I guess I'm fed up reading all the negatives and am trying to see that there are some positives out there to having children. I appreciate (as much as I can without actually having a child) that I will be giving up my old life and things will change very dramatically. I'm also concerned about the divorce and separation statistics to which 'having a baby' was citied as the reason for the break ups. I also know that only I can make this decision and ultimately it's a gamble as to whether motherhood is for me or not. I can only keep my fingers crossed.
I can see why 90% of pregnancies are unplanned, ignorance is bliss as they say. Researching all the negatives to having a child really makes you think 'is it worth it'?
Yes, it is totally worth it. Our life is totally unrecognisable compared to what it was like 3 years ago, but we were ready to commit to the changes a baby would bring and I wouldn't change it for the world. Yes, it is incredibly difficult the first few months, especially if your DH expects things to go back to normal. My DH was fantastic but it was still hard. We both admitted the other night that we love DS more than each other and we are ok with that. He brings us so much joy and we love spending time doing things as a family. We wouldn't have it any other way
I think this is a difficult place to ask this question, because people posting on the conception thread are mostly trying to conceive. It's also impossible to say whether you will feel it's worth it. I haven't read the other thread so I can't say anything about what they feel they've lost, but if it's things like going out etc., then you will be comparing totally different types of things. Having a child is starting a new relationship with a person, so it's like saying would you rather have your mum / sister / friend or would you rather be able to go to the pub five nights a week. They just aren't the same sort of thing.
I've got one DD, who's 4. She is the best thing that's ever happened to me, and I include meeting my DH, who I love very much, in that. It is amazing to me to watch someone grow and develop, learn to speak, tell you their ideas, find out about the world, spend time with you.
I was a pretty stressy person before lots of 'to do' lists, and having a small child forces you to live more in the moment, sit and draw with them, sit and feed them, play at the park, listen to what they did in the day. I am much more relaxed now, and I think I know what the priorities are in my life much more clearly, in terms of being loving and supportive to my family and friends, and forgetting about whether I'll have time to get those shoes in Topshop, or whether I should be improving myself with another course.

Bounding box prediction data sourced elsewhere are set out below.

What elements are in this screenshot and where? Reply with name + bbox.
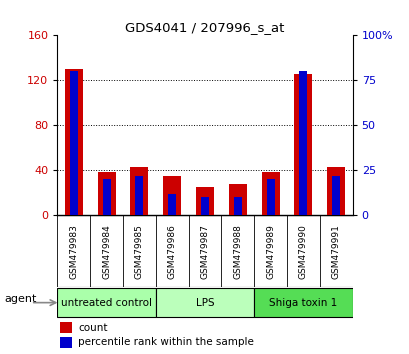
Bar: [130, 167, 148, 216]
Bar: [254, 288, 352, 317]
Bar: [261, 172, 279, 216]
Bar: [200, 198, 209, 216]
Bar: [60, 322, 72, 333]
Bar: [228, 184, 246, 216]
Bar: [294, 74, 312, 216]
Bar: [331, 176, 339, 216]
Bar: [326, 167, 344, 216]
Bar: [57, 288, 155, 317]
Bar: [135, 176, 143, 216]
Text: GSM479991: GSM479991: [331, 224, 340, 279]
Bar: [155, 288, 254, 317]
Text: untreated control: untreated control: [61, 298, 152, 308]
Bar: [102, 179, 110, 216]
Bar: [299, 72, 307, 216]
Text: GSM479987: GSM479987: [200, 224, 209, 279]
Bar: [60, 337, 72, 348]
Text: GSM479984: GSM479984: [102, 224, 111, 279]
Bar: [65, 69, 83, 216]
Bar: [266, 179, 274, 216]
Title: GDS4041 / 207996_s_at: GDS4041 / 207996_s_at: [125, 21, 284, 34]
Bar: [196, 187, 213, 216]
Text: agent: agent: [4, 294, 36, 304]
Text: percentile rank within the sample: percentile rank within the sample: [78, 337, 253, 348]
Text: GSM479989: GSM479989: [265, 224, 274, 279]
Text: LPS: LPS: [195, 298, 214, 308]
Bar: [97, 172, 115, 216]
Text: GSM479986: GSM479986: [167, 224, 176, 279]
Text: GSM479988: GSM479988: [233, 224, 242, 279]
Text: count: count: [78, 322, 107, 332]
Bar: [168, 194, 176, 216]
Bar: [163, 176, 181, 216]
Text: Shiga toxin 1: Shiga toxin 1: [269, 298, 337, 308]
Bar: [70, 72, 78, 216]
Text: GSM479985: GSM479985: [135, 224, 144, 279]
Bar: [233, 198, 241, 216]
Text: GSM479990: GSM479990: [298, 224, 307, 279]
Text: GSM479983: GSM479983: [69, 224, 78, 279]
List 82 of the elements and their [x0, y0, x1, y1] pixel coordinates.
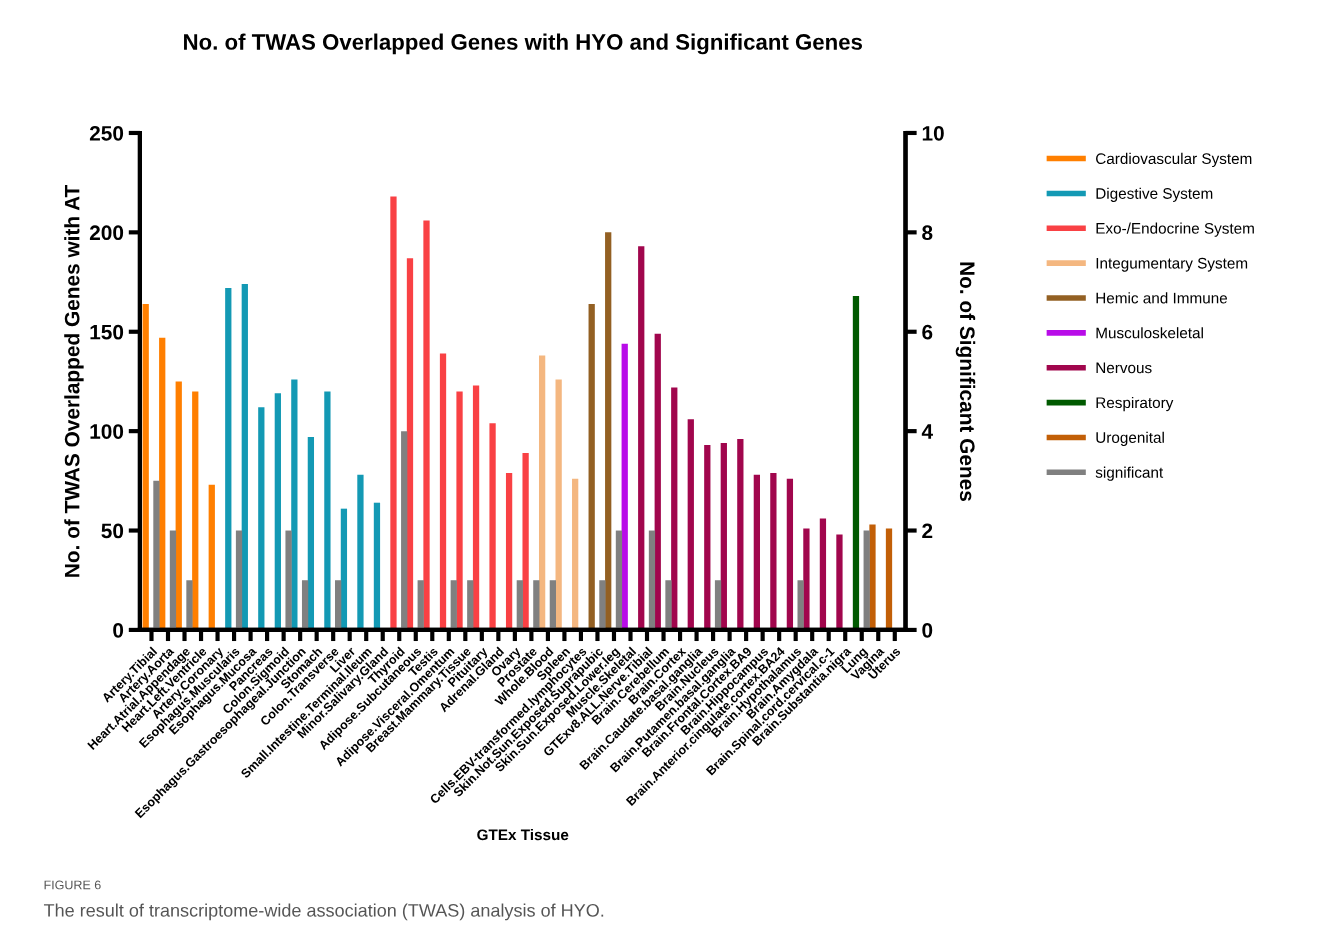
- legend-label: Musculoskeletal: [1096, 327, 1203, 339]
- y2-tick-label: 2: [922, 523, 933, 539]
- bar: [390, 196, 397, 630]
- bar: [654, 333, 661, 630]
- y-tick-label: 100: [90, 424, 124, 439]
- bar: [572, 478, 579, 630]
- y-tick-label: 50: [101, 523, 124, 539]
- y-tick-label: 200: [89, 225, 124, 241]
- bar: [852, 295, 860, 630]
- bar: [671, 387, 678, 630]
- bar: [665, 580, 672, 630]
- bar: [235, 530, 243, 630]
- bar: [638, 246, 645, 630]
- bar: [753, 474, 760, 630]
- bar: [555, 379, 562, 630]
- legend-label: Hemic and Immune: [1096, 292, 1228, 304]
- y2-tick-label: 0: [922, 622, 933, 638]
- bar: [505, 472, 513, 630]
- legend-label: Nervous: [1096, 362, 1152, 374]
- bar: [720, 443, 727, 630]
- bar: [274, 393, 281, 630]
- bar: [439, 353, 447, 630]
- bar: [373, 502, 381, 630]
- legend-label: Respiratory: [1096, 396, 1174, 412]
- bar: [714, 580, 722, 630]
- bar: [340, 508, 348, 630]
- bar: [533, 580, 540, 630]
- bar: [786, 478, 794, 630]
- bar: [599, 580, 606, 630]
- bar: [324, 391, 331, 630]
- bar: [307, 437, 315, 630]
- bar: [819, 518, 827, 630]
- bar: [605, 232, 612, 630]
- y2-tick-label: 4: [921, 424, 933, 439]
- legend-label: Integumentary System: [1096, 257, 1248, 272]
- bar: [885, 528, 893, 630]
- bar: [538, 355, 546, 630]
- bar: [549, 580, 556, 630]
- bar: [357, 474, 364, 630]
- y2-tick-label: 6: [922, 324, 933, 340]
- y-tick-label: 250: [89, 125, 124, 141]
- y-tick-label: 0: [113, 622, 124, 638]
- bar: [770, 472, 777, 630]
- bar: [456, 391, 463, 630]
- bar: [489, 423, 496, 630]
- bar: [186, 580, 193, 630]
- legend-label: Urogenital: [1096, 431, 1164, 446]
- bar: [417, 580, 424, 630]
- bar: [258, 407, 265, 630]
- caption: FIGURE 6: [44, 880, 101, 890]
- bar: [522, 453, 529, 630]
- y-axis-title: No. of TWAS Overlapped Genes with AT: [64, 184, 84, 577]
- bar: [588, 303, 595, 630]
- bar: [225, 288, 232, 630]
- legend-label: Cardiovascular System: [1096, 152, 1252, 168]
- bar: [467, 580, 474, 630]
- bar: [687, 419, 694, 630]
- bar: [241, 284, 248, 630]
- bar: [301, 580, 309, 630]
- text: The result of transcriptome-wide association (TWAS) analysis of HYO.: [43, 903, 604, 921]
- bar: [737, 439, 744, 630]
- legend-label: significant: [1095, 466, 1164, 481]
- bar: [621, 343, 628, 630]
- legend-label: Digestive System: [1096, 187, 1213, 202]
- bar: [516, 580, 523, 630]
- bar: [208, 484, 215, 630]
- bar: [836, 534, 843, 630]
- bar: [175, 381, 182, 630]
- y2-tick-label: 8: [922, 225, 933, 241]
- bar: [704, 445, 711, 630]
- bar: [803, 528, 810, 630]
- bar: [192, 391, 199, 630]
- y2-axis-title: No. of Significant Genes: [955, 262, 976, 501]
- y-tick-label: 150: [90, 324, 124, 340]
- legend-label: Exo-/Endocrine System: [1096, 222, 1254, 237]
- y2-tick-label: 10: [922, 125, 944, 141]
- x-axis-title: GTEx Tissue: [477, 828, 569, 841]
- bar: [423, 220, 430, 630]
- chart-title: No. of TWAS Overlapped Genes with HYO and Significant Genes: [184, 33, 863, 55]
- bar: [142, 303, 149, 630]
- bar: [450, 580, 457, 630]
- bar: [472, 385, 480, 630]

These things do also matter, but it's just that they don't matter as much. And just like I get fed up with my mum sometimes, I get fed up with my DD, and I need time away, which is normal imho.
I also think that the first six months is very hard, a big culture shock and a bit adjustment to doing things for someone else before yourself every time, which most adults have never really had to do before (certainly I hadn't).
I'm pg with another one now, and despite having a mc last year and trying for a year with this one, I still have uncertainties - will they be more difficult? Will the two of them get on? Will I struggle to cope? You don't know what your child will be like, whereas you do know your life now, so it's hard to take a gamble logically. With DD, we tried because we wanted to instinctively, and I think that's why most people try. We also tried because we thought about what we'd be like in ten years' time if we didn't have a child, and we both felt that although we liked our lives, we didn't want to be doing the same things forever and ever, and that our relationship would probably become quite stale if we were. So those were the deciding things for us. I think if you want to, you want to and, all other things being equal (e.g. you're financially stable, DP wants to etc.) logical arguments for or against aren't going to result in a satisfactory decision. Good luck with what you decide.